En la provincia de Córdoba, los casinos están cerrados hace 429 días: desde el 13 de marzo del 2020 hasta hoy. En enero pasado abrieron las salas de tragamonedas, que están concesionadas a la empresa CET, del Grupo Roggio y Carusso, pero ninguno de los 619 empleados del área de casinos volvió a trabajar porque no fueron habilitados los juegos de paño, que son los que opera el Estado.
Al ser estatal, Lotería de Córdoba no recibió en el 2020 el ATP, el programa nacional para subsidiar hasta el 50 % del salario del sector privado. Tampoco implementó algo parecido al recorte del 25 % del salario para el personal suspendido, como pasó en todo el sector privado bajo el paraguas del artículo 223 bis de la Ley de Contrato de Trabajo.
Tampoco puso en marcha un programa de retiros voluntarios para achicar la planta de empleados, como hicieron Epec, el municipio de Córdoba, la Legislatura y hasta algunas áreas del Ejecutivo provincial.
Voceros de la entidad reguladora confirmaron al diario cordobés La Voz que los salarios se pagaron “normalmente y sin reducciones” y que no está previsto por el momento ofrecer la pasividad anticipada. Es más, los números indican que el Estado no sólo no recortó, sino que también mejoró los sueldos.
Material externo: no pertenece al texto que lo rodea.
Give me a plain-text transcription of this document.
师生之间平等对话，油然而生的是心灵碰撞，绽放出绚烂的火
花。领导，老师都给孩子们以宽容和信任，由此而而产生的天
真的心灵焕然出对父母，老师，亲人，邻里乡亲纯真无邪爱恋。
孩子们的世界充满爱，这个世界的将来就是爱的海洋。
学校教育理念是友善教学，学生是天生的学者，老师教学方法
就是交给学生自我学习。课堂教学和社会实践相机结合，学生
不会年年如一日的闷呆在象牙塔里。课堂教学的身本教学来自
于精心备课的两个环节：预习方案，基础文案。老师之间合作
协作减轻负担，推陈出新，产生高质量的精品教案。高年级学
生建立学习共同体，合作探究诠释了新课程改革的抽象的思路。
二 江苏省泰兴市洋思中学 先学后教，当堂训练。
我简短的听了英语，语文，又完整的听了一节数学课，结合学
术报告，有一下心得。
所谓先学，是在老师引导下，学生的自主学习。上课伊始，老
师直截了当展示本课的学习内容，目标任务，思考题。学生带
En marzo del 2020, cuando inició la pandemia, los empleados de casino percibían en bruto 61 020 pesos, según los datos de los aportantes que releva la Caja de Jubilaciones. En marzo de este año, el salario promedio pasó a 80 964 pesos.
Los casinos entonces pasaron a un estado de “latencia”: están ahí, sin que el Ejecutivo o las propias autoridades de Lotería hagan algo para aminorar las pérdidas.